Tuesday, September 27, 2016

Practical Ways To Build Your Vocabulary

If a psychologist were asked to estimate your chances for success, what would he first want to know about you?  

Your family background? Your educational record? Your personality traits? No. The first thing he would want to know is the extent of our vocabulary.

Psychologists have found that the extent of a person’s vocabulary is the most important single factor correlating with success not just scholastic success, mind you, but success on the job as well.

Surveys by Johnson O’ Connor’s Human Engineering Laboratory, an aptitude testing institution located in eight United States cities, Mexico, and Canada, indicate that a superior vocabulary is more likely to accompany occupational success than any other measurable trait.

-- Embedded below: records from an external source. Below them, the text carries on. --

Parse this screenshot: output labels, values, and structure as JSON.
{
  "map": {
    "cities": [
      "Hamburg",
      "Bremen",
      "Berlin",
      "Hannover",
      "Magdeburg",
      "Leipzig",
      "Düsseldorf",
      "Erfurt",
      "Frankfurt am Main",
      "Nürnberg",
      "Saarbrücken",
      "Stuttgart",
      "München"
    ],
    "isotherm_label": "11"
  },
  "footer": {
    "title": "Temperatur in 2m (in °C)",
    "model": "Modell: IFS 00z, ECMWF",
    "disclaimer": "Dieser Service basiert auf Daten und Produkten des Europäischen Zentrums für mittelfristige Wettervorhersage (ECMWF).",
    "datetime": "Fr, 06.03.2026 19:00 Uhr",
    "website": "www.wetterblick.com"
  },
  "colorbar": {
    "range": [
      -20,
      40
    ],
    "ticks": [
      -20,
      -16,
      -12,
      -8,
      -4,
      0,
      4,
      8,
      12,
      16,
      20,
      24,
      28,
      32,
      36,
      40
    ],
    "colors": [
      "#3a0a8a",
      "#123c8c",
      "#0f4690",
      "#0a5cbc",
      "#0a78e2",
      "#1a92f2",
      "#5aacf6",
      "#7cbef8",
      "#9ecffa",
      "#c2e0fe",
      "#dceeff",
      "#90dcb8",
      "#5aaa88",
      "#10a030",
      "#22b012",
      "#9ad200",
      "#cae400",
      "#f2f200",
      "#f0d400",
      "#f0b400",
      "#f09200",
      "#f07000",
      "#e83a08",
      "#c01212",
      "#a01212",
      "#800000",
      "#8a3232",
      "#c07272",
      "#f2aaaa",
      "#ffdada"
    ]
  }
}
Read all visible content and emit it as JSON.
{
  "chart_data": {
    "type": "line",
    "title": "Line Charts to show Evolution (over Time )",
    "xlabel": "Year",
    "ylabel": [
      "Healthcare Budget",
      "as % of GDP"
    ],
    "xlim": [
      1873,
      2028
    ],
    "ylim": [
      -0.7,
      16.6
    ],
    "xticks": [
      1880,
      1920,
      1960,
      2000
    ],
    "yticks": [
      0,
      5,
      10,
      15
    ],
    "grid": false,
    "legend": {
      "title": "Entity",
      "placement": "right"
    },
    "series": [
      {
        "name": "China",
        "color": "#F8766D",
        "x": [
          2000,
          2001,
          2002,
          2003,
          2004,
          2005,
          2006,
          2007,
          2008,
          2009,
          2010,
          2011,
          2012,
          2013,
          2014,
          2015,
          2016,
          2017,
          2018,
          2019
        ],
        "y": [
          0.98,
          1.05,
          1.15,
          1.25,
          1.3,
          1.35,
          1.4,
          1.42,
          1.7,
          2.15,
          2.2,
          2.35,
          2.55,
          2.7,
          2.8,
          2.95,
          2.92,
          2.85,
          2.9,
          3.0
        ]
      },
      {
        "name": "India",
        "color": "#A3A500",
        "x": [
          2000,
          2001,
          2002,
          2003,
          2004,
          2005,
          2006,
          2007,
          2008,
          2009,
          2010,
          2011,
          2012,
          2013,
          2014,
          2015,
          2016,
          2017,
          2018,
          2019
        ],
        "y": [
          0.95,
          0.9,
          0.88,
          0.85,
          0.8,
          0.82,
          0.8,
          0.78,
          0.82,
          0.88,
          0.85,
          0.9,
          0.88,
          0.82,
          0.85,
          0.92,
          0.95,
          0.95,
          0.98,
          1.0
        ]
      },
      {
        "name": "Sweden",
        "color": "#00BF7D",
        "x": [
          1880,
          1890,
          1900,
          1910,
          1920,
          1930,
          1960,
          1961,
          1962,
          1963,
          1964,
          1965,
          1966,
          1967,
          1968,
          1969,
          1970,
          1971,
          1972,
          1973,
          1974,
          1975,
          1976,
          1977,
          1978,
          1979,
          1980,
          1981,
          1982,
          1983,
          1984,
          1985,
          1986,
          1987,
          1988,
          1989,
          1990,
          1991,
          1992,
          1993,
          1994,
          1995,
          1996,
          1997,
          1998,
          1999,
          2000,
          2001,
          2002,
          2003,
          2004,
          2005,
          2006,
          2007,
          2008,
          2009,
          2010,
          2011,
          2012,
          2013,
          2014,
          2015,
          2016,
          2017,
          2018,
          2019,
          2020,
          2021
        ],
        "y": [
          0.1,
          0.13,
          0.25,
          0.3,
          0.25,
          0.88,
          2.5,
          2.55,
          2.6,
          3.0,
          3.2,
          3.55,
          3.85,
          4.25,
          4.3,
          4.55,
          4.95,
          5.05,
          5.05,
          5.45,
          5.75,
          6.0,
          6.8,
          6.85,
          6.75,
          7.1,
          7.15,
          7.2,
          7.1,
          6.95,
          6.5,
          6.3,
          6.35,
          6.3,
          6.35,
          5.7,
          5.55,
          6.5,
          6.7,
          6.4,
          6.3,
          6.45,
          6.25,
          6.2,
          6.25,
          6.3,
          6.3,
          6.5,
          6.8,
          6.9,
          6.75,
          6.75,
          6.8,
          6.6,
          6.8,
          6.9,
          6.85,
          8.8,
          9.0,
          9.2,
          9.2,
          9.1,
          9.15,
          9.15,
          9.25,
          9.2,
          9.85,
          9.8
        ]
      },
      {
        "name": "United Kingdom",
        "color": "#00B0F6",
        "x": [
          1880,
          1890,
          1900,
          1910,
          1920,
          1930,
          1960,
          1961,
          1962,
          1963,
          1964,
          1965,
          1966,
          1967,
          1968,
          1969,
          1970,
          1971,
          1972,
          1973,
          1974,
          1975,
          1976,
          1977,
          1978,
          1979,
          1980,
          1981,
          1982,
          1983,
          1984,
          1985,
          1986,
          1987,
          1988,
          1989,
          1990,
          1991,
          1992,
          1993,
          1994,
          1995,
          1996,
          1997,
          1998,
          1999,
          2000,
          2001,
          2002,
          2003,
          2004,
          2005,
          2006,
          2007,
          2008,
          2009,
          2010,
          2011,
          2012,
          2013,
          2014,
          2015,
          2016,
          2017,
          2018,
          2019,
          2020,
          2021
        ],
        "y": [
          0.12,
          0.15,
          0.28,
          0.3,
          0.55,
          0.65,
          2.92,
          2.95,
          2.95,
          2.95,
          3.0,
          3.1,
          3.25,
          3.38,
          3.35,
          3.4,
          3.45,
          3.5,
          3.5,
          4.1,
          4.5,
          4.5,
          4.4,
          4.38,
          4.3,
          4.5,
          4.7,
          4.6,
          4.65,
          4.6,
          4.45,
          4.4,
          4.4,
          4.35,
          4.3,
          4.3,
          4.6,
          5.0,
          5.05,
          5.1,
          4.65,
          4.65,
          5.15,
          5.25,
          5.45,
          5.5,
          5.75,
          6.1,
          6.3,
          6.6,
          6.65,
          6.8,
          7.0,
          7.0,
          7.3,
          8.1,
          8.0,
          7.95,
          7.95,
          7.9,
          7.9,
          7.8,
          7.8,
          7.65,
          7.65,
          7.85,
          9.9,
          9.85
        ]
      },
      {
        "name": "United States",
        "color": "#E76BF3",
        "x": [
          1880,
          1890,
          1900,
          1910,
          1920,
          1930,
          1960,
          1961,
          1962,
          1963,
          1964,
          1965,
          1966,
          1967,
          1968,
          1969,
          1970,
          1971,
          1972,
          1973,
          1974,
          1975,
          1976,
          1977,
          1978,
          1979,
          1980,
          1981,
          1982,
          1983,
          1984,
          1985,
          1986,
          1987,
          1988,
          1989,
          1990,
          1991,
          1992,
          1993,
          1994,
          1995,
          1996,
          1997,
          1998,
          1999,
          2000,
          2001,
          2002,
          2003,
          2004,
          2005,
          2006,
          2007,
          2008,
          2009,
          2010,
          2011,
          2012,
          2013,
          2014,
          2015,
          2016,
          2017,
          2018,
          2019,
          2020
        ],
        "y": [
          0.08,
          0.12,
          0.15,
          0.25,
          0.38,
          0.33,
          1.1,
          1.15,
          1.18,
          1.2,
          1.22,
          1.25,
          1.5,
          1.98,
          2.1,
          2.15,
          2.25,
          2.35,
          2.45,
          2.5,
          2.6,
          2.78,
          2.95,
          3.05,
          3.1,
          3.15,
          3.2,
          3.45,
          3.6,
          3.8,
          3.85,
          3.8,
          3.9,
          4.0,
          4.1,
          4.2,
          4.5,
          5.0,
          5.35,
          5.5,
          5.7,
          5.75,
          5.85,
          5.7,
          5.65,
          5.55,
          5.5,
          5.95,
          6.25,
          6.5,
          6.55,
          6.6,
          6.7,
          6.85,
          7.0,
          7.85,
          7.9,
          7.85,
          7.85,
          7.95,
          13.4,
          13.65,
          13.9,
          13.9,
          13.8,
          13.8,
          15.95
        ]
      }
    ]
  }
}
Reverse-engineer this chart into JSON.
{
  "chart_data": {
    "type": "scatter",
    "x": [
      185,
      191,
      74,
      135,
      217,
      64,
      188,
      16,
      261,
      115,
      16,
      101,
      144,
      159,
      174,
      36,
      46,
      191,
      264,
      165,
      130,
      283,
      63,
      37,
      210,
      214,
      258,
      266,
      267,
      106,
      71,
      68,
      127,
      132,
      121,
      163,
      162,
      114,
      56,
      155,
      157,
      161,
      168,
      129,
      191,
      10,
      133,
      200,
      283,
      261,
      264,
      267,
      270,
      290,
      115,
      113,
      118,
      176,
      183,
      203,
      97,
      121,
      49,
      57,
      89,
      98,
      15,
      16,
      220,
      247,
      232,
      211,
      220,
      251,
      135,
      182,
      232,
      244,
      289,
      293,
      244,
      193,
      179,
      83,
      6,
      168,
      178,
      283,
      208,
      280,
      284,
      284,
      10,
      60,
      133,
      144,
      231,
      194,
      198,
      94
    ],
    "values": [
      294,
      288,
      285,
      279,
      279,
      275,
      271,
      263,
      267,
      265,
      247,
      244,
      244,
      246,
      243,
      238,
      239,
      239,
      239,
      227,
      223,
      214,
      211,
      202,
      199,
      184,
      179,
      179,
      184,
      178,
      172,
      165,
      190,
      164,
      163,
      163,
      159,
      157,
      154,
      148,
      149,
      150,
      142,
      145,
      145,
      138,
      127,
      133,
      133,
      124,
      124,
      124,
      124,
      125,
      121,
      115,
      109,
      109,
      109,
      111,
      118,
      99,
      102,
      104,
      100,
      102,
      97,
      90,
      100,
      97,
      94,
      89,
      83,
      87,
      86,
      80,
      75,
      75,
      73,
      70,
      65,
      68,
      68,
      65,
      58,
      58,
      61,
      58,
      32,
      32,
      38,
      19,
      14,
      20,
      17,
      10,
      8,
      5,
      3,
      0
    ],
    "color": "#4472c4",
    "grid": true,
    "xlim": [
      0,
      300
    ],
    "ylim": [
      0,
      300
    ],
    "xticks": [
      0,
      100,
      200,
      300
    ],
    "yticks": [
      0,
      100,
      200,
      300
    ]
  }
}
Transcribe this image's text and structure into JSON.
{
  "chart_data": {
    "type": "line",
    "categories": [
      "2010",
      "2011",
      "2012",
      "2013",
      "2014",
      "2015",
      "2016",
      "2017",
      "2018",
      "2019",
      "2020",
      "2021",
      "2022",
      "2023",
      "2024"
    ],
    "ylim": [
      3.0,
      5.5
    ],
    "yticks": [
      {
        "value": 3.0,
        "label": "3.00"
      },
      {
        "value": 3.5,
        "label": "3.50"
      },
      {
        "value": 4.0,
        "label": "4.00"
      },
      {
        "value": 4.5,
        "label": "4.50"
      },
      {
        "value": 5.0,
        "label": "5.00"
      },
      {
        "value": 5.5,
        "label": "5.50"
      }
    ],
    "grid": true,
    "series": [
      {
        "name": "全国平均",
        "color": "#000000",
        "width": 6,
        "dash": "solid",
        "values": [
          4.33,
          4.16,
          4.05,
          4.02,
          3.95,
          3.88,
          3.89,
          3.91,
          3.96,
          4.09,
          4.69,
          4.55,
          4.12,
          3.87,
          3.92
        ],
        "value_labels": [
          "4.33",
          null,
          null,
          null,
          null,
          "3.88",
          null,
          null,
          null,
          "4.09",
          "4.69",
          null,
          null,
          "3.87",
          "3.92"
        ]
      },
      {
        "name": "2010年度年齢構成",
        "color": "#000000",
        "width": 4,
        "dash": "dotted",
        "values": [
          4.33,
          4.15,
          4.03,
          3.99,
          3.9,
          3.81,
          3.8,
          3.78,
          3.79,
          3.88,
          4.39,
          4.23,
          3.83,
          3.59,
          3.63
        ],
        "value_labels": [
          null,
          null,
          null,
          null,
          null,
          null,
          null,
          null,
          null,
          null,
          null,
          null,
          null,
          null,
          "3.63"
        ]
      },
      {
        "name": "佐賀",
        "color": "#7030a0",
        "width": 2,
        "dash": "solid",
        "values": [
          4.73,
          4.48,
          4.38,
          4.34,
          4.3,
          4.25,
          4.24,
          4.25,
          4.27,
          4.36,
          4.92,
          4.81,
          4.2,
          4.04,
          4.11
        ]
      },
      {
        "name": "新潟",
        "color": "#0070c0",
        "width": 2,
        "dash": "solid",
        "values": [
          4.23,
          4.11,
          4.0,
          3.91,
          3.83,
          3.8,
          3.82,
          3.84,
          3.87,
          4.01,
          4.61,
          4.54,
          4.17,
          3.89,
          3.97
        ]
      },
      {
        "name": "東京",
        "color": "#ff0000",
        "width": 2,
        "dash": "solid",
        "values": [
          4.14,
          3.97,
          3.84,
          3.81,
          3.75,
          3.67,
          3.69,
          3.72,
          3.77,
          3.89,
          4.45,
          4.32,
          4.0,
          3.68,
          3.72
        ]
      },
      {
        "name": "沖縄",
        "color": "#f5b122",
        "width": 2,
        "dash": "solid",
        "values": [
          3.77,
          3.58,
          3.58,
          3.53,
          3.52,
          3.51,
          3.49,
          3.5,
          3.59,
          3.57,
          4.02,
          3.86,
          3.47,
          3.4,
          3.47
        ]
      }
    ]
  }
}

When O’Connor gave vocabulary tests to executive and supervisory personnel in 39 large industrial plants, he obtained eye-opening results.

Out of a possible total of 272 points, the following average scores were achieved:

Presidents and vice presidents .................... 236
Managers ..................................................... 168
Superintendents ............................................140
Foremen .........................................................114
Floor Bosses ....................................................86

Top business executives actually outscored college and university professors by a narrow margin.

Surely, it is no accident that in almost every case the extent of a person’s vocabulary correlated with executive level and mcome.

In view of this, it seems absurd that the average American adult, through lack of effort, adds only about 50 new words a year to his vocabulary. Why is it that vocabulary building often ends, for all practical purposes, after high school or college? They are reasons for it, of course-all of them bad. Adults are just as capable of learning new words as children, and they have a real professional and social stake in doing so.